Legal recourse is a form of discourse, we should appreciate that.

This is purely on the basis of available information. It is fairly possible that the Shiksha Bachao Samiti (or whatever it is) is actually taking the legal path only to foment trouble enough to create street violence. If we see signs of that, of course, they should be condemned and countered on different grounds.

Doniger’s own defense in a New York Times article:

As usual: half-truths, misinterpretations and self-importance.

Can I call Lalu’s, Khap Panchayat’s and Maoists’s interpretation of Democracy an “Indian Understanding of Democracy”? There is no problem in including all this as various interpretations of democracy, but can one say that that is how actually Indian democracy looks or is? That is what Doniger does.

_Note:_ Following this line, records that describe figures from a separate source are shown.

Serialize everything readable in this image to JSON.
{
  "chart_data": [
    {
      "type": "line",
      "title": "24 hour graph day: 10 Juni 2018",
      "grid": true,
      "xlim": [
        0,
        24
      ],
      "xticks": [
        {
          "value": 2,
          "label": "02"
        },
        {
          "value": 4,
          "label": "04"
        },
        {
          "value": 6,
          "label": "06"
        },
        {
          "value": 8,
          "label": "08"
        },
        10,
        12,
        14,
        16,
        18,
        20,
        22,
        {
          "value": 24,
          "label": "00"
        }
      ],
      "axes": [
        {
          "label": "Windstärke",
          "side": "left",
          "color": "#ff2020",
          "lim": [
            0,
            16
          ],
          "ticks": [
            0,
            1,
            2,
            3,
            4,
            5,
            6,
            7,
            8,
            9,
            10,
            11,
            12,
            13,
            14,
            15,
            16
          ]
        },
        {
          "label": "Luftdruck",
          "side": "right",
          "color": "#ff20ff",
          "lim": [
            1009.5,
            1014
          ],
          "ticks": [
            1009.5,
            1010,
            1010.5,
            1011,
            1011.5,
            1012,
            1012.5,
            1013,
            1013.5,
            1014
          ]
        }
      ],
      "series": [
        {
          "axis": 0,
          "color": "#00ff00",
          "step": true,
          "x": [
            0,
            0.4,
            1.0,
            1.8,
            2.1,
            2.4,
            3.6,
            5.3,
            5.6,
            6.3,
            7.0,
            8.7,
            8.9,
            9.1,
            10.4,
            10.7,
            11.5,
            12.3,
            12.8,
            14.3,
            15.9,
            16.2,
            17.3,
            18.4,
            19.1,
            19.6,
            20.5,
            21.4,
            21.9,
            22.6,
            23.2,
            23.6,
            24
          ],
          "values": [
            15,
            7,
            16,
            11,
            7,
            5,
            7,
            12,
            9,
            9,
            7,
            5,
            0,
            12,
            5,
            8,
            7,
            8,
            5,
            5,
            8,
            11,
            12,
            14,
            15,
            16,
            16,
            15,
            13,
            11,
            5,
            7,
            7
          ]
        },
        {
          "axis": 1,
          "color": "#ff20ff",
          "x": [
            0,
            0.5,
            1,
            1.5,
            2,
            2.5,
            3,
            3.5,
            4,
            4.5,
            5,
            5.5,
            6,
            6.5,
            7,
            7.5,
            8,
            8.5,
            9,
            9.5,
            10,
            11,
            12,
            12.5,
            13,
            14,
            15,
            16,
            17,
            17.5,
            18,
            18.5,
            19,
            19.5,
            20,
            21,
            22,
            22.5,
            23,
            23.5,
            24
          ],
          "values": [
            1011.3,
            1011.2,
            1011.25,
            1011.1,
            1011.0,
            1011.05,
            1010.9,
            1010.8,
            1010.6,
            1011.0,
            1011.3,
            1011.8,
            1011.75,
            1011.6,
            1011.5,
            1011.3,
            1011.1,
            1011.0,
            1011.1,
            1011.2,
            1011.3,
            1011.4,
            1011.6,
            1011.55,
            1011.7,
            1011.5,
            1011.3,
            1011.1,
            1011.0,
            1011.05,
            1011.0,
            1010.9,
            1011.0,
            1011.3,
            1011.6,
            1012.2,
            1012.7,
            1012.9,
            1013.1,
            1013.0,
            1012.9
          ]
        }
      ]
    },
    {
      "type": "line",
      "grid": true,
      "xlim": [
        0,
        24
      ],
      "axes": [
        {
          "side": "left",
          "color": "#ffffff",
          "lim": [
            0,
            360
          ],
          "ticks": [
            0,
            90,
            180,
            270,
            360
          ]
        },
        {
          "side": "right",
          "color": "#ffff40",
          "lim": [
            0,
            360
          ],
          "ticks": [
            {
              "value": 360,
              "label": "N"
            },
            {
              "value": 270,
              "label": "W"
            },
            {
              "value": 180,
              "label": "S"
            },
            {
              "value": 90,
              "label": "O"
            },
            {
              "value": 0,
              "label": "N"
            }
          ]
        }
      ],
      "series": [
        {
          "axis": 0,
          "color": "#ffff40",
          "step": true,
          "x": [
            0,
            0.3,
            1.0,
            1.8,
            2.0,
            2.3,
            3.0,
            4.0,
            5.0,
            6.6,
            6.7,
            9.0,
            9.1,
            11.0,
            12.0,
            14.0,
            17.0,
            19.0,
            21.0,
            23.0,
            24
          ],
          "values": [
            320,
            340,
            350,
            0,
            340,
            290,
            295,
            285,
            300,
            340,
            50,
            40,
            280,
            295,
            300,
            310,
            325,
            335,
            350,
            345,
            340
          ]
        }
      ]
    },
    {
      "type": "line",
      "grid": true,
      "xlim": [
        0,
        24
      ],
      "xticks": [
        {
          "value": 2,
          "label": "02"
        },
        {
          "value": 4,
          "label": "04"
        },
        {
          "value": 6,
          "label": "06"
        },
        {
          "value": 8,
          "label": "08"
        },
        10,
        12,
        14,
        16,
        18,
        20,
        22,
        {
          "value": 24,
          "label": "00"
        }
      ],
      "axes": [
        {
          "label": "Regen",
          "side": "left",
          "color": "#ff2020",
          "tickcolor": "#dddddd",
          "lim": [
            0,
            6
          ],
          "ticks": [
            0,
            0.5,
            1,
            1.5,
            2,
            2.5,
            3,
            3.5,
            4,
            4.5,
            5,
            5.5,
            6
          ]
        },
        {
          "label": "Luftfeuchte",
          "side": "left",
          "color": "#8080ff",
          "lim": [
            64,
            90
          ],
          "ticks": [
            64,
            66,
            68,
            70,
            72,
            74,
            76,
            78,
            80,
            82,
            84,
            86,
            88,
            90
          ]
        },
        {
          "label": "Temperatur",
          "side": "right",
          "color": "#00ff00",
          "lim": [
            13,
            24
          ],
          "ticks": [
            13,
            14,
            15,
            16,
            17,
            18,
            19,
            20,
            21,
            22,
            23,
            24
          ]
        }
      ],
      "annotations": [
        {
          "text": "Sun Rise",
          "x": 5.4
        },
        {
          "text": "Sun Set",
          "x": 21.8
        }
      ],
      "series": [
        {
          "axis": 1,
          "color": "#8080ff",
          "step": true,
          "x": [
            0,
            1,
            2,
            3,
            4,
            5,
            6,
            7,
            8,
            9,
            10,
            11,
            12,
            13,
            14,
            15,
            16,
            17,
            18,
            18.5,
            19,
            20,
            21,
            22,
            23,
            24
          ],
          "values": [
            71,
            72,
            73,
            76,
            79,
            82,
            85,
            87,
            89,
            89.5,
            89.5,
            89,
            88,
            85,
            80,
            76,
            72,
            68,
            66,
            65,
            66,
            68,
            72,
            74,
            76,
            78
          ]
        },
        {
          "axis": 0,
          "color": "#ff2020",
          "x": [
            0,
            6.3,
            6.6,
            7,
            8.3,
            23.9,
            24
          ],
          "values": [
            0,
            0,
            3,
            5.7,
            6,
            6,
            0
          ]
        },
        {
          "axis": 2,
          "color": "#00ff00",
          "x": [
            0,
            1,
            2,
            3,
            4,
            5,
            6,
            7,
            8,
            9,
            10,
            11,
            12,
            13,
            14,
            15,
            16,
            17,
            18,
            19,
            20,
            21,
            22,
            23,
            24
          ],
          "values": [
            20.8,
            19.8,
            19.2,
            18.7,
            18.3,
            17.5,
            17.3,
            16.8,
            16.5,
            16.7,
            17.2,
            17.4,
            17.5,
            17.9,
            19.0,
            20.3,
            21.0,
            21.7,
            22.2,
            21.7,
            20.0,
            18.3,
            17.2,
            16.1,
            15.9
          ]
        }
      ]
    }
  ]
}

In the NYT article she says nothing about her faulty translation. Under-emphasises the other interpretation of symbols—for example, Lingam also is supposed to be a symbol of ‘aadi creative energy’.

By the way I have no problem regarding her book. All badly written books have equal right to be published and sold. But she does not even respond to charges made by someone as intellectually puny as Dinanath Batra and his friends!!